Trying to manage earnings expectations is an important job for many company executives. Booking Holdings (NASDAQ:BKNG) in particular has a reputation for issuing guidance that's a bit on the conservative side, initially scaring its shareholders but also setting a low bar for the online travel giant to try to overcome with its actual results three months later.
Coming into Wednesday's fourth-quarter financial report, Booking Holdings investors wanted to see solid growth in revenue and profit, and that's what they got. However, the company also gave guidance for the first quarter of 2019 that was weaker than most had expected, and that played a vital role in sending some shareholders into a panic. Let's look more closely at the numbers and how the future looks for Booking Holdings to see whether the market is overreacting to the online travel specialist's report.
Solid numbers to finish 2018
Booking's headline fourth-quarter results were generally good. Revenue came in at $3.21 billion, growing 15% from year-earlier levels and almost exactly matching the consensus among those following the stock. Adjusted net income climbed at a healthier 25% rate to $1.05 billion, and that worked out to adjusted earnings of $22.49 per share, crushing the typical investor's forecast for $19.42 per share as well as its own guidance from the previous quarter.
Fundamentally, Booking Holdings' numbers looked a bit more mixed. Gross travel bookings came in at $19.6 billion, but that was up just 9% from year-earlier levels, showing slowing growth rates from recent quarters. Agency revenue was up 9% as well, with bookings growth of just 1.4%, but merchant revenue outpaced other parts of the business in boosting its top line by 38% on a 46% rise in bookings. Advertising and other revenue sources saw growth of about 14%.
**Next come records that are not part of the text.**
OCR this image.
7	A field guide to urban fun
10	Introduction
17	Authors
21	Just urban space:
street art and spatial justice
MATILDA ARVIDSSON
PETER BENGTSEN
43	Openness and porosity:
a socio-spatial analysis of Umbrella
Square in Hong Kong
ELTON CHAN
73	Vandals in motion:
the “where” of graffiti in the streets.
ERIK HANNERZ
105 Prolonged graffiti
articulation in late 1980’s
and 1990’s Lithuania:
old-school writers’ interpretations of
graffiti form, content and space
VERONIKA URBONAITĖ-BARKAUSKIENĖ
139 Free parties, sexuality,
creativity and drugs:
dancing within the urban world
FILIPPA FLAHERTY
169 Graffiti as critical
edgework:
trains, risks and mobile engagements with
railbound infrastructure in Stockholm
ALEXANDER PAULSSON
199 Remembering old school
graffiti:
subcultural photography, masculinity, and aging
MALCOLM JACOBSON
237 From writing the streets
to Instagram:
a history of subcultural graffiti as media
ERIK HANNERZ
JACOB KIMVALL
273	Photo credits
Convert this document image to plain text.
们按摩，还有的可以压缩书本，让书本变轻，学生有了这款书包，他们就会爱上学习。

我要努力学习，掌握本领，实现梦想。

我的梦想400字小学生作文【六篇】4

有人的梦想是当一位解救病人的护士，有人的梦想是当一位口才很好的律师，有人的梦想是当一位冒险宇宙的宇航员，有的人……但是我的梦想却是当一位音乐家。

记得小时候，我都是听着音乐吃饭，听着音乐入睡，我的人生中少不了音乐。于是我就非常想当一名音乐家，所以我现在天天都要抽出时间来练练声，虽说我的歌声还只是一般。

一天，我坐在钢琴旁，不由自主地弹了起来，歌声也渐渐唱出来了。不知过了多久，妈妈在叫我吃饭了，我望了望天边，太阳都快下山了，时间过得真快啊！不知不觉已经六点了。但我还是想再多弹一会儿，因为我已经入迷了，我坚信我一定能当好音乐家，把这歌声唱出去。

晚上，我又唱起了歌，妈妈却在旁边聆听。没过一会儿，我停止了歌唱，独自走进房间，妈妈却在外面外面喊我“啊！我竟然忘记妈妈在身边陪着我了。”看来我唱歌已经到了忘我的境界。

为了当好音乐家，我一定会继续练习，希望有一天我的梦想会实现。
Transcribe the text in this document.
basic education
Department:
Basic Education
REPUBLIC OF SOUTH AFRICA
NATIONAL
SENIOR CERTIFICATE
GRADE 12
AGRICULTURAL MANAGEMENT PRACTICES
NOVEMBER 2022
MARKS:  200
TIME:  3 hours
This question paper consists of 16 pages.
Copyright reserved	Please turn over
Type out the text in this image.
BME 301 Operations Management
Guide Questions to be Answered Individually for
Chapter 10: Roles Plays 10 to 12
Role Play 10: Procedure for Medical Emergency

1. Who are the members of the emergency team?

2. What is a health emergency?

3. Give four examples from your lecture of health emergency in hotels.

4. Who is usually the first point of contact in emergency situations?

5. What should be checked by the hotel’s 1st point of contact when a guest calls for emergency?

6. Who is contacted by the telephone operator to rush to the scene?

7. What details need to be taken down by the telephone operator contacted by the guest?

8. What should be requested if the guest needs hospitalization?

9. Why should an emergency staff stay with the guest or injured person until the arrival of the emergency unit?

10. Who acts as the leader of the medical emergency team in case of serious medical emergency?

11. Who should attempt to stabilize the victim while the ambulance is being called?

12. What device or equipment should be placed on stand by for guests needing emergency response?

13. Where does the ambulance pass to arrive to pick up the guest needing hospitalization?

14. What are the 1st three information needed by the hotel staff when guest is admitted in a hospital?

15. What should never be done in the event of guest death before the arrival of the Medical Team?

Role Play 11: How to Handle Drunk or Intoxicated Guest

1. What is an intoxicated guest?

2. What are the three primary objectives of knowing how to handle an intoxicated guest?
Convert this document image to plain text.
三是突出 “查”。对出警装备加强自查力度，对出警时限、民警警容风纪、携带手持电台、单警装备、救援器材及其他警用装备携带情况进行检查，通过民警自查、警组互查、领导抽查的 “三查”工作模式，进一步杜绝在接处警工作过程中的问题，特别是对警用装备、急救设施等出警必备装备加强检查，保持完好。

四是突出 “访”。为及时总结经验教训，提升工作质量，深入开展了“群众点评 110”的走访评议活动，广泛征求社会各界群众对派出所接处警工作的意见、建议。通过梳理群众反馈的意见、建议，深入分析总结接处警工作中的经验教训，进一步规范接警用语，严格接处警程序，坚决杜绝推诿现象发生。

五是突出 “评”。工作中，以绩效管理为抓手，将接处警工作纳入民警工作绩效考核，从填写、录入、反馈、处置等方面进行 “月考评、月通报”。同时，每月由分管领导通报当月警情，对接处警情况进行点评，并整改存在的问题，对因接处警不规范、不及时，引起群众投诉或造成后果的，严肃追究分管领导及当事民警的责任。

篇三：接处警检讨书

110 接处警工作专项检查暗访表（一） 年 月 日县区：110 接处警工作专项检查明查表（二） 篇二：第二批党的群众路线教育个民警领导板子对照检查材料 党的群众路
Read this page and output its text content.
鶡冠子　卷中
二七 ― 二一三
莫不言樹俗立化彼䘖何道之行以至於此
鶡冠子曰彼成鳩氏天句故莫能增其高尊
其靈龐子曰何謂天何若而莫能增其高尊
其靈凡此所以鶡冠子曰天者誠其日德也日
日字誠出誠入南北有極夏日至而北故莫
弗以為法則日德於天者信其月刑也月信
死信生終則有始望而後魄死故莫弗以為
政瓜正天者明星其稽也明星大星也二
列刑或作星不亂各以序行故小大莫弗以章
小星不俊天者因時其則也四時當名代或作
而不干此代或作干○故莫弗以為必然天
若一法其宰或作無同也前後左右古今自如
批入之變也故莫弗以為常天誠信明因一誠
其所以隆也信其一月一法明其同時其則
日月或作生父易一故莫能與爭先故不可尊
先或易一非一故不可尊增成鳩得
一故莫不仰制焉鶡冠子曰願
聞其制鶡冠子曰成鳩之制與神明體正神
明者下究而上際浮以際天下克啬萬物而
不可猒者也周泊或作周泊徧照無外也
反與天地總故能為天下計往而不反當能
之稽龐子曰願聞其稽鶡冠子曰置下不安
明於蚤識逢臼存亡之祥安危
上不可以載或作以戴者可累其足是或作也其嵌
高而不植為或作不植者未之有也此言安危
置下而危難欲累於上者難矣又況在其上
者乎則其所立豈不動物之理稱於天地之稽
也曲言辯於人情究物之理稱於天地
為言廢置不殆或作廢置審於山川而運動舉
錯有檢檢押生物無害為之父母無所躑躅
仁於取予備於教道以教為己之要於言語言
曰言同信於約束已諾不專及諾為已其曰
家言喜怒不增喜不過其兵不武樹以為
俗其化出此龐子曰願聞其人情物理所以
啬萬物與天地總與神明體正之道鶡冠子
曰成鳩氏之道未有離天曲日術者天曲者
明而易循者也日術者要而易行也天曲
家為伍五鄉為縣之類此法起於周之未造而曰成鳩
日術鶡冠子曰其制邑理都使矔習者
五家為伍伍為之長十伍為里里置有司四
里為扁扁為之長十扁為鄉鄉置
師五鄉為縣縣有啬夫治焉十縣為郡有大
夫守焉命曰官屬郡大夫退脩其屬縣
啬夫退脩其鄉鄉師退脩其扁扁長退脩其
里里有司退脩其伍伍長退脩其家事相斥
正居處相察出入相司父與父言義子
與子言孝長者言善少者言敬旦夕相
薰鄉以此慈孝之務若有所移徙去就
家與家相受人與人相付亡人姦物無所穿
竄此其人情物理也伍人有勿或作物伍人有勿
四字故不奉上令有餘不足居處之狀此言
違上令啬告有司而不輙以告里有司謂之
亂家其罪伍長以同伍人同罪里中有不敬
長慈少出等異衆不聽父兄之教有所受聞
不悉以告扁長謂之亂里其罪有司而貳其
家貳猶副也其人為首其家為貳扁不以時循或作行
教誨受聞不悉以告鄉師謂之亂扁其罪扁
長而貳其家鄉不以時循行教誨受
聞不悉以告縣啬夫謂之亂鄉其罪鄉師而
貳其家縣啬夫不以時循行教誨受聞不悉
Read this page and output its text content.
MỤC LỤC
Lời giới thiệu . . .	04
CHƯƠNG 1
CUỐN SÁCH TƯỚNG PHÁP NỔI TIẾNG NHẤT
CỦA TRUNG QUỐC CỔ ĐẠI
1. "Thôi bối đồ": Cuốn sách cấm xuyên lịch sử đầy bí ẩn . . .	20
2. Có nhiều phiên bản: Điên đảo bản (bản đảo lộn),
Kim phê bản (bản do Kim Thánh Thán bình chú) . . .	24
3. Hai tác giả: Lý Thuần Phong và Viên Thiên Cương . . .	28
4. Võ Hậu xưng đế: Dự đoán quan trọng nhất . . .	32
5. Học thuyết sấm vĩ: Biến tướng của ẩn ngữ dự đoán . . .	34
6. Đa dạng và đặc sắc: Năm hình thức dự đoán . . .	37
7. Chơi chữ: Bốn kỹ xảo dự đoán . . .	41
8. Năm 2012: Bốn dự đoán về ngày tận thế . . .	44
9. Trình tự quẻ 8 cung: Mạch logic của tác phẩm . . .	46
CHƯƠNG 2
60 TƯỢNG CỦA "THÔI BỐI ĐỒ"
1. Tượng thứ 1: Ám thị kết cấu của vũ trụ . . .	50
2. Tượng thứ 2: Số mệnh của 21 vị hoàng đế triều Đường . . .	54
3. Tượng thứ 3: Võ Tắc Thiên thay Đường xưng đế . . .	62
Unit metrics were weak in certain areas. Room-night counts were higher by 13% to 171 million, finishing a year in which the year-over-year growth stayed within a 12% to 14% range in all four quarters. That growth rate compared favorably to previous guidance for a 9% to 12% rise in the fourth quarter. However, rental-car days were down 0.6% to about 15 million, and airline ticket sales were also down for the first time in more than a year, falling 1.3% over the past 12 months.
Nevertheless, CEO Glenn Fogel focused on full-year accomplishments. "2018 was a good year for Booking Holdings," Fogel said, "as we met many important financial and strategic goals. The CEO highlighted reaching three-quarters of a billion room-nights and solid growth in financial metrics as key milestones of the online travel giant's success.
Why are investors afraid of Booking Holdings' 2019?
Booking also stayed optimistic about the coming year. In Fogel's words, "I am excited about the investments we are making in 2019 as we position the company for long-term growth."
That optimism made Booking Holdings' guidance look a bit inconsistent. The company believes that hotel room-nights booked will climb just 6% to 8% in the first quarter of 2019, with gross travel bookings seeing extensive currency headwinds that will limit reported bookings results as well adjusted revenue growth to a range of -1% to +1%. Adjusted net income of $495 million to $510 million would translate to earnings of just $10.90 to $11.20 per share on an adjusted basis, far below the current consensus forecast among investors for $12.78 per share.
Booking Holdings shareholders weren't pleased with the report, and the stock fell 9% in after-hours trading following the announcement. Yet the big question is whether in hindsight, the company's downbeat projections will once again prove to have been too fearful. Time after time, many traders have sold their shares based on warnings like this, only to see the actual results come in better than expected. Moreover, adjusted earnings guidance for the full 2019 year in the low double-digit percentages is entirely consistent with what most investors are looking to see. Even so, signs of slowing growth have appeared in Booking's numbers for some time -- and it's possible that 2019 could be the year in which the impressive growth that the company has managed to post historically will come to an end.